Edmond T. Gréville, assistant de Gance (il a travaillé sur Napoléon et La Fin du monde) dirige alors Viviane Romance qui montre des dons dramatiques absolus. Gréville est réputé pour son style original souvent chargé d'érotisme et, quoiqu'il en soit, la vedette est particulièrement mise en valeur par la mise en scène. Caches pour centrer l'attention, gros plans pour sublimer ou exprimer les sentiments. Je me dis que l'un d'eux devait en être au moins un peu amoureux pour la filmer aussi bien.
Un mot sur Georges Flamant qui jouait une nouvelle fois avec Viviane Romance après Le puritain en 1937, Gibraltar, L’étrange Monsieur Victor, et Prison de femmes en 1938, Angélica et La tradition de minuit en 1939. Viviane Romance avec qui il était alors marié l'imposa encore par la suite à ses côtés dans Cartacalha, Feu sacré en 1942, et Une femme dans la nuit en 1943.
Il ne devait pas être aisé pour cet acteur d'être "Mr Romance" et souvent dénigré. Il avait pourtant commencé sa carrière sous la direction de Jean Renoir (dans La chienne en 1931, dans le rôle du voyou que reprendra si bien le grand Dan Duryea dans la version de Lang), et l’acheva sous celle de François Truffaut dans Les 400 coups en 1959. Pas mal quand même..
Le récit de Venus Aveugle est profondément allégorique : grâce au soutien, à la solidarité et à l'ingéniosité des siens usant de tous les artifices pour simuler le voyage à bord du "Tapageur", l'impossible devient possible dit Abel Gance aux spectateurs. Si Clarisse retrouve la vue par l'amour (les yeux du cœur) alors qu'elle était condamnée, si le bateau naufragé est remis en état de marche pour de bon et quitte finalement son port d'attache, le peuple français peut voir le bout du tunnel alors que tout espoir semble perdu en cette année 1941 (au cours de laquelle le tournage a lieu).

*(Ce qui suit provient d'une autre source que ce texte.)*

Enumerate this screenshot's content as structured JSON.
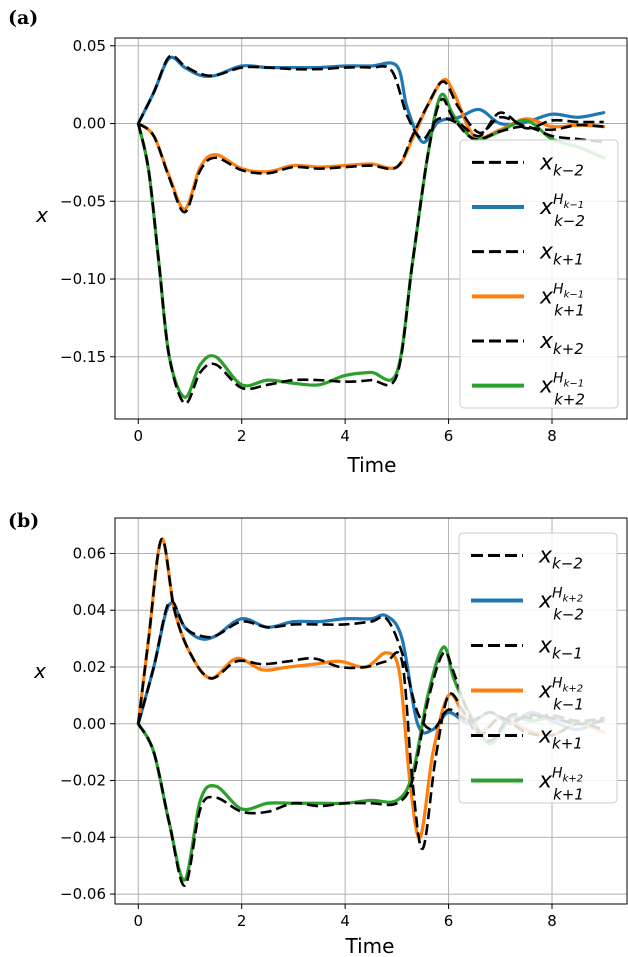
{
  "chart_data": [
    {
      "type": "line",
      "panel": "(a)",
      "xlabel": "Time",
      "ylabel": "x",
      "xlim": [
        -0.45,
        9.45
      ],
      "ylim": [
        -0.19,
        0.055
      ],
      "xticks": [
        0,
        2,
        4,
        6,
        8
      ],
      "yticks": [
        0.05,
        0.0,
        -0.05,
        -0.1,
        -0.15
      ],
      "ytick_labels": [
        "0.05",
        "0.00",
        "−0.05",
        "−0.10",
        "−0.15"
      ],
      "grid": true,
      "legend_position": "right",
      "series": [
        {
          "name": "x_{k-2}",
          "color": "#000000",
          "style": "dashed",
          "x": [
            0,
            0.3,
            0.6,
            0.9,
            1.2,
            1.5,
            2,
            2.5,
            3,
            3.5,
            4,
            4.5,
            4.9,
            5.2,
            5.5,
            5.8,
            6.2,
            6.6,
            7,
            7.5,
            8,
            8.5,
            9
          ],
          "y": [
            0,
            0.02,
            0.043,
            0.037,
            0.032,
            0.031,
            0.036,
            0.036,
            0.035,
            0.035,
            0.036,
            0.036,
            0.034,
            0.005,
            -0.01,
            0.003,
            0.0,
            -0.008,
            0.007,
            -0.003,
            0.002,
            0.001,
            0.001
          ]
        },
        {
          "name": "x_{k-2}^{H_{k-1}}",
          "color": "#1f77b4",
          "style": "solid",
          "x": [
            0,
            0.3,
            0.6,
            0.9,
            1.2,
            1.5,
            2,
            2.5,
            3,
            3.5,
            4,
            4.5,
            5,
            5.2,
            5.5,
            5.8,
            6.2,
            6.6,
            7,
            7.5,
            8,
            8.5,
            9
          ],
          "y": [
            0,
            0.02,
            0.042,
            0.036,
            0.031,
            0.031,
            0.037,
            0.036,
            0.036,
            0.036,
            0.037,
            0.037,
            0.037,
            0.01,
            -0.012,
            0.001,
            0.004,
            0.009,
            0.0,
            0.001,
            0.006,
            0.004,
            0.007
          ]
        },
        {
          "name": "x_{k+1}",
          "color": "#000000",
          "style": "dashed",
          "x": [
            0,
            0.3,
            0.6,
            0.9,
            1.2,
            1.5,
            2,
            2.5,
            3,
            3.5,
            4,
            4.5,
            5,
            5.3,
            5.6,
            5.9,
            6.2,
            6.6,
            7,
            7.5,
            8,
            8.5,
            9
          ],
          "y": [
            0,
            -0.008,
            -0.035,
            -0.057,
            -0.03,
            -0.022,
            -0.03,
            -0.032,
            -0.028,
            -0.029,
            -0.028,
            -0.027,
            -0.028,
            -0.008,
            0.012,
            0.027,
            0.01,
            -0.006,
            0.004,
            -0.002,
            -0.004,
            -0.001,
            -0.002
          ]
        },
        {
          "name": "x_{k+1}^{H_{k-1}}",
          "color": "#ff7f0e",
          "style": "solid",
          "x": [
            0,
            0.3,
            0.6,
            0.9,
            1.2,
            1.5,
            2,
            2.5,
            3,
            3.5,
            4,
            4.5,
            5,
            5.3,
            5.6,
            5.9,
            6.1,
            6.5,
            7,
            7.5,
            8,
            8.5,
            9
          ],
          "y": [
            0,
            -0.008,
            -0.034,
            -0.055,
            -0.028,
            -0.02,
            -0.029,
            -0.031,
            -0.027,
            -0.028,
            -0.027,
            -0.026,
            -0.028,
            -0.01,
            0.012,
            0.028,
            0.02,
            -0.008,
            -0.004,
            0.003,
            -0.002,
            -0.001,
            -0.002
          ]
        },
        {
          "name": "x_{k+2}",
          "color": "#000000",
          "style": "dashed",
          "x": [
            0,
            0.2,
            0.4,
            0.6,
            0.9,
            1.2,
            1.5,
            2,
            2.5,
            3,
            3.5,
            4,
            4.5,
            5,
            5.3,
            5.6,
            5.85,
            6.1,
            6.5,
            7,
            7.5,
            8,
            8.5,
            9
          ],
          "y": [
            0,
            -0.03,
            -0.09,
            -0.15,
            -0.18,
            -0.16,
            -0.155,
            -0.17,
            -0.168,
            -0.165,
            -0.165,
            -0.166,
            -0.165,
            -0.162,
            -0.09,
            -0.02,
            0.015,
            0.003,
            -0.01,
            -0.005,
            -0.002,
            -0.008,
            -0.01,
            -0.012
          ]
        },
        {
          "name": "x_{k+2}^{H_{k-1}}",
          "color": "#2ca02c",
          "style": "solid",
          "x": [
            0,
            0.2,
            0.4,
            0.6,
            0.9,
            1.2,
            1.5,
            2,
            2.5,
            3,
            3.5,
            4,
            4.5,
            5,
            5.3,
            5.6,
            5.85,
            6.1,
            6.5,
            7,
            7.5,
            8,
            8.5,
            9
          ],
          "y": [
            0,
            -0.03,
            -0.09,
            -0.15,
            -0.176,
            -0.155,
            -0.15,
            -0.168,
            -0.165,
            -0.167,
            -0.168,
            -0.162,
            -0.16,
            -0.16,
            -0.09,
            -0.02,
            0.018,
            0.005,
            -0.01,
            -0.005,
            0.002,
            -0.01,
            -0.015,
            -0.022
          ]
        }
      ]
    },
    {
      "type": "line",
      "panel": "(b)",
      "xlabel": "Time",
      "ylabel": "x",
      "xlim": [
        -0.45,
        9.45
      ],
      "ylim": [
        -0.0635,
        0.0725
      ],
      "xticks": [
        0,
        2,
        4,
        6,
        8
      ],
      "yticks": [
        0.06,
        0.04,
        0.02,
        0.0,
        -0.02,
        -0.04,
        -0.06
      ],
      "ytick_labels": [
        "0.06",
        "0.04",
        "0.02",
        "0.00",
        "−0.02",
        "−0.04",
        "−0.06"
      ],
      "grid": true,
      "legend_position": "right",
      "series": [
        {
          "name": "x_{k-2}",
          "color": "#000000",
          "style": "dashed",
          "x": [
            0,
            0.3,
            0.6,
            0.9,
            1.2,
            1.5,
            2,
            2.5,
            3,
            3.5,
            4,
            4.5,
            4.8,
            5.1,
            5.4,
            5.7,
            6,
            6.4,
            6.8,
            7.2,
            7.6,
            8,
            8.5,
            9
          ],
          "y": [
            0,
            0.02,
            0.043,
            0.034,
            0.031,
            0.031,
            0.036,
            0.034,
            0.035,
            0.035,
            0.035,
            0.036,
            0.037,
            0.025,
            0.004,
            -0.002,
            0.005,
            0.001,
            0.004,
            0.001,
            0.003,
            0.002,
            0.0,
            0.001
          ]
        },
        {
          "name": "x_{k-2}^{H_{k+2}}",
          "color": "#1f77b4",
          "style": "solid",
          "x": [
            0,
            0.3,
            0.6,
            0.9,
            1.2,
            1.5,
            2,
            2.5,
            3,
            3.5,
            4,
            4.5,
            4.8,
            5.1,
            5.4,
            5.7,
            6,
            6.4,
            6.8,
            7.2,
            7.6,
            8,
            8.5,
            9
          ],
          "y": [
            0,
            0.02,
            0.042,
            0.034,
            0.03,
            0.031,
            0.037,
            0.034,
            0.036,
            0.036,
            0.037,
            0.037,
            0.038,
            0.03,
            0.0,
            -0.002,
            0.004,
            0.0,
            0.004,
            0.0,
            0.004,
            0.001,
            -0.002,
            0.002
          ]
        },
        {
          "name": "x_{k-1}",
          "color": "#000000",
          "style": "dashed",
          "x": [
            0,
            0.2,
            0.45,
            0.7,
            1,
            1.4,
            1.9,
            2.4,
            2.9,
            3.4,
            3.9,
            4.4,
            4.8,
            5.1,
            5.3,
            5.5,
            5.75,
            6,
            6.3,
            6.6,
            7,
            7.5,
            8,
            8.5,
            9
          ],
          "y": [
            0,
            0.03,
            0.065,
            0.04,
            0.025,
            0.016,
            0.022,
            0.021,
            0.022,
            0.023,
            0.02,
            0.02,
            0.022,
            0.022,
            -0.02,
            -0.044,
            -0.012,
            0.01,
            0.004,
            -0.004,
            0.002,
            -0.003,
            -0.004,
            0.0,
            -0.002
          ]
        },
        {
          "name": "x_{k-1}^{H_{k+2}}",
          "color": "#ff7f0e",
          "style": "solid",
          "x": [
            0,
            0.2,
            0.45,
            0.7,
            1,
            1.4,
            1.9,
            2.4,
            2.9,
            3.4,
            3.9,
            4.4,
            4.8,
            5.05,
            5.25,
            5.45,
            5.7,
            6,
            6.3,
            6.6,
            7,
            7.5,
            8,
            8.5,
            9
          ],
          "y": [
            0,
            0.03,
            0.065,
            0.04,
            0.025,
            0.016,
            0.023,
            0.019,
            0.02,
            0.021,
            0.022,
            0.02,
            0.025,
            0.018,
            -0.02,
            -0.04,
            -0.01,
            0.01,
            0.003,
            -0.003,
            0.002,
            -0.002,
            -0.004,
            0.0,
            -0.003
          ]
        },
        {
          "name": "x_{k+1}",
          "color": "#000000",
          "style": "dashed",
          "x": [
            0,
            0.3,
            0.6,
            0.9,
            1.2,
            1.5,
            2,
            2.5,
            3,
            3.5,
            4,
            4.5,
            5,
            5.3,
            5.6,
            5.9,
            6.1,
            6.4,
            6.8,
            7.2,
            7.6,
            8,
            8.5,
            9
          ],
          "y": [
            0,
            -0.01,
            -0.035,
            -0.057,
            -0.03,
            -0.026,
            -0.031,
            -0.031,
            -0.028,
            -0.029,
            -0.028,
            -0.028,
            -0.028,
            -0.02,
            0.008,
            0.025,
            0.018,
            0.003,
            -0.006,
            0.003,
            0.002,
            0.003,
            0.001,
            0.002
          ]
        },
        {
          "name": "x_{k+1}^{H_{k+2}}",
          "color": "#2ca02c",
          "style": "solid",
          "x": [
            0,
            0.3,
            0.6,
            0.9,
            1.2,
            1.5,
            2,
            2.5,
            3,
            3.5,
            4,
            4.5,
            5,
            5.3,
            5.6,
            5.9,
            6.1,
            6.4,
            6.8,
            7.2,
            7.6,
            8,
            8.5,
            9
          ],
          "y": [
            0,
            -0.01,
            -0.035,
            -0.055,
            -0.027,
            -0.022,
            -0.03,
            -0.028,
            -0.028,
            -0.028,
            -0.028,
            -0.027,
            -0.027,
            -0.018,
            0.01,
            0.027,
            0.016,
            0.004,
            -0.007,
            0.002,
            0.001,
            0.002,
            0.0,
            0.001
          ]
        }
      ]
    }
  ]
}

La citation de Sénèque appuie l'allégorie. Mais la dédicace au Maréchal Pétain a surement beaucoup nuit à la postérité du film, certains le jugeant pour ce qu'il n'est pas. Je ne vois pour ma part aucun maréchalisme ni pétainisme douteux.
Abel Gance n'était certes pas le plus clairvoyant vis à vis de la politique du maréchal mais comment blâmer son manque de perspicacité en cette année 41. Son pacifisme né du traumatisme de la précédente guerre, son patriotisme et surtout son attirance pour les hommes providentiels et les « bâtisseurs d’Histoire » l'ont comme beaucoup de français induit en erreur.